This section is from the book "Marion Harland's Complete Cook Book", by Marion Harland. Also available from Amazon: Marion Harland's Complete Cook Book.
To one cup of milk add one-half teaspoonful of salt, one tea-spoonful of baking-powder, one tablespoonful of sugar and two well beaten eggs. Add sufficient flour to make a batter. Stir into this one pint of huckleberries rolled in flour. Fry on hot griddle. Butter them hot and serve.
Add to a pint of water and milk a teaspoonful of salt, a half-teacupful of yeast and flour enough to make a batter. Let stand all night. In the morning add one cupful of thick sour milk, two eggs well beaten, one level tablespoonful of butter, one level teaspoonful of soda and flour enough to make the consistency of pancake batter. Let stand twenty minutes and then bake .
Scald one pint of milk and let stand until cold. Then add one-half cake of compressed yeast, one teaspoonful of salt, one cup of boiled rice and about one and one-half cups of flour. Beat continuously for three minutes. Cover and let stand in warm place till morning. In the morning beat two eggs separately until they are very light. Add first the yolks and then the whites. Mix thoroughly and let stand fifteen minutes and then bake on hot griddle.
Take two cups of cooked green peas and rub through a strainer. Pour into this one cup of boiling milk. Add a tea-spoonful of butter and one of sugar and one of salt. When cold add one egg beaten till light and one cup of flour into which has been sifted three level teaspoonfuls of baking-powder. Fry on a soapstone griddle.
To the yolks of three eggs add one cup of milk, one-half tea-spoonful of salt and one teaspoonful of sugar. Pour one-third of this mixture on one-half cup of flour and stir to a smooth paste; then add the remainder of the mixture and beat well. To this add one-half teaspoonful of salad oil. Pour enough of the batter into a hot buttered frying-pan to cover the pan. When brown turn and brown the other side. Spread with butter and jelly, roll up and sprinkle with powdered sugar.
Into a quart of loppered milk stir a quart of flour, a teaspoonful of salt and two beaten eggs. Mix thoroughly, then add as much flour as will be needed to make a good batter. Last of all, add a teaspoonful of baking soda dissolved in a tablespoonful of hot water. Bake at once on a very hot griddle.
Let two cupfuls of dry bread crumbs soak for an hour in a quart of milk. Into this beat a tablespoonful, each, of molasses and melted butter, a teaspoonful of salt and three well-beaten eggs. When thoroughly mixed, add half a cupful of flour which has been sifted with a half teaspoonful of baking-powder. Bake on a soapstone griddle if possible.

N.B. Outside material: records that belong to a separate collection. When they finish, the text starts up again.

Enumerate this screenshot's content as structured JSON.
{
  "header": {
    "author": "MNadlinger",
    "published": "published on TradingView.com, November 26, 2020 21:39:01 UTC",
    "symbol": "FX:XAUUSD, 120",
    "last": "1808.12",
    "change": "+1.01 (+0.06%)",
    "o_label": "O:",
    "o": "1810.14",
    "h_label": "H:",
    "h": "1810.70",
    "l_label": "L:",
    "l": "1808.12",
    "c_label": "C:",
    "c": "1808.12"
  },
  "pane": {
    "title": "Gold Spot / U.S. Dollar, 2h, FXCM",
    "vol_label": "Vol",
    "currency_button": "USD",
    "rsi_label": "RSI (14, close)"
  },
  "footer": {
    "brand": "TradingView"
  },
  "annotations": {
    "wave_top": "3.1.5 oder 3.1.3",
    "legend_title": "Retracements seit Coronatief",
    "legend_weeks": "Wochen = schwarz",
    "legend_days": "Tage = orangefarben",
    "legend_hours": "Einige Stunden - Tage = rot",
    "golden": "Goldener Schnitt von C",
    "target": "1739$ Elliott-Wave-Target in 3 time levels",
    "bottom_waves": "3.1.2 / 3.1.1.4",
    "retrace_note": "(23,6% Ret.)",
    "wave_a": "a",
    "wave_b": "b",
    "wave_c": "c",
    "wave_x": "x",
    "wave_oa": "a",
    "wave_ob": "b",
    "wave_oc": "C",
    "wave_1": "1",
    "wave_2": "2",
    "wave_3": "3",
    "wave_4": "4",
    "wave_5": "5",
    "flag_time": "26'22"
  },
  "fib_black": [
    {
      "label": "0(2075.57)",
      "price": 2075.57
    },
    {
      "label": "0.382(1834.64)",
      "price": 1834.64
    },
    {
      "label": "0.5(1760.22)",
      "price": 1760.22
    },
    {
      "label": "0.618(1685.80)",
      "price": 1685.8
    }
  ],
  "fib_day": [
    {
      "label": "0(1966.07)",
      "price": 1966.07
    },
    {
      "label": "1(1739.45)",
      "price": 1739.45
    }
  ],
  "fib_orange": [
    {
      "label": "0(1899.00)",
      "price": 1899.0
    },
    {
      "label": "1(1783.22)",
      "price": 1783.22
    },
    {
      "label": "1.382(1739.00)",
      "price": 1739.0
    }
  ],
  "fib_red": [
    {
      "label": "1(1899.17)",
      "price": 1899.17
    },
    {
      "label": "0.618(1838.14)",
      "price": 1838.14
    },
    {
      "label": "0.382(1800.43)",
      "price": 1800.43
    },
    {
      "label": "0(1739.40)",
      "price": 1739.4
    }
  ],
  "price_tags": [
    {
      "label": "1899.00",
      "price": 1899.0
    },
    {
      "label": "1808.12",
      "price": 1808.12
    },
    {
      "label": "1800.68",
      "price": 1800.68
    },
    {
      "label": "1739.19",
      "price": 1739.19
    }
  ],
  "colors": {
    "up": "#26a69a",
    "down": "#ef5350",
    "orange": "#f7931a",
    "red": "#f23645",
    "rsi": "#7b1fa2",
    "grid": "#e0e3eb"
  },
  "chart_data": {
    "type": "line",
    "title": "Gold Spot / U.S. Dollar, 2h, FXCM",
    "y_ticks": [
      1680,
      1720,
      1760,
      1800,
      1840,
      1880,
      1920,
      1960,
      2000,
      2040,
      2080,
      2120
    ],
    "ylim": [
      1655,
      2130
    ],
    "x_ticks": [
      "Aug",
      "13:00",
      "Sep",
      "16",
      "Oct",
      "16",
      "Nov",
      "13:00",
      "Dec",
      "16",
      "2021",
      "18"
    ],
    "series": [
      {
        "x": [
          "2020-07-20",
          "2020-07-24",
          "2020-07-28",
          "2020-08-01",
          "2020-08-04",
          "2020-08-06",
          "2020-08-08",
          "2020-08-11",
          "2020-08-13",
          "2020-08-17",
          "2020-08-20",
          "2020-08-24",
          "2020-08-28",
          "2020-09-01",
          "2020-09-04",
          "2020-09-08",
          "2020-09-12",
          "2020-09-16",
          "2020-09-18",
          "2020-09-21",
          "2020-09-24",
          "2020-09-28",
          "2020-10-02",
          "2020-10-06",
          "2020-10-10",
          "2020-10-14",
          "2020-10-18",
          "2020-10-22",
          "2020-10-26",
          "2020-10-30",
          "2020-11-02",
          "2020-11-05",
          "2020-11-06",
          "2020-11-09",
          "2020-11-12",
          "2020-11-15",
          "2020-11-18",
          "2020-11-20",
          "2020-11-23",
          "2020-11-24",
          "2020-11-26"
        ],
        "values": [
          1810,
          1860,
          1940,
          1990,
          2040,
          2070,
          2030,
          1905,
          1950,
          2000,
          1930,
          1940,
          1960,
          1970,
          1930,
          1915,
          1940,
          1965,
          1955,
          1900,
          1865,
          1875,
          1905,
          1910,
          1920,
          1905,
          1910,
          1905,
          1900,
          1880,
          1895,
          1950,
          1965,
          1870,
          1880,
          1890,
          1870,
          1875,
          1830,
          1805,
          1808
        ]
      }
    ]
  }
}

One cup of cold boiled hominy beaten to a smooth paste with a tablespoonful of melted butter, then whipped light with the yolks of the eggs; two eggs, whites and yolks beaten separately; one cup of milk; one tablespoonful of flour sifted twice, with an even teaspoonful of baking-powder and a teaspoonful of salt; one tablespoonful of molasses. Stir molasses into the milk, add to the hominy, butter and yolks; lastly, put in prepared flour and the whites of the eggs.
One cup of sweet corn fresh or canned, chopped fine and run through a vegetable press; one cup of hot milk; one tablespoonful, each, of butter and sugar; half teaspoonful of salt; one cup of flour sifted twice with a rounded teaspoonful of baking-powder and a little salt; two eggs. Mix as you would hominy cakes.
Two cups of corn-meal and one cup of graham flour. The flour should be sifted three times with one even teaspoonful of baking-powder and a little salt. One quart of scalding milk. One tablespoonful of butter and the same of molasses, stirred to a cream. One even teaspoonful of salt. Two eggs - whites and yolks beaten separately.
Scald the meal with the milk, beat in butter and molasses and let it cool to blood warmth before adding the beaten yolks and the prepared flour alternately with the stiffened whites. If too stiff, thin with cold milk. Beat hard and bake. Wholesome and palatable if properly made.
Two cups of graham flour; two tablespoonfuls of butter, or one of butter and one of cottolene or other fat; one of molasses; three cups of milk; four eggs; one teaspoonful of baking-powder and twice as much salt sifted twice with the flour; half a cup of white flour mixed thoroughly with the brown. Stir shortening and molasses to a cream, beat in the yolks of the eggs, then the milk, a little at a time, lastly the mixed flour alternately with the whites of the eggs. The batter should be like thick cream before you bake it.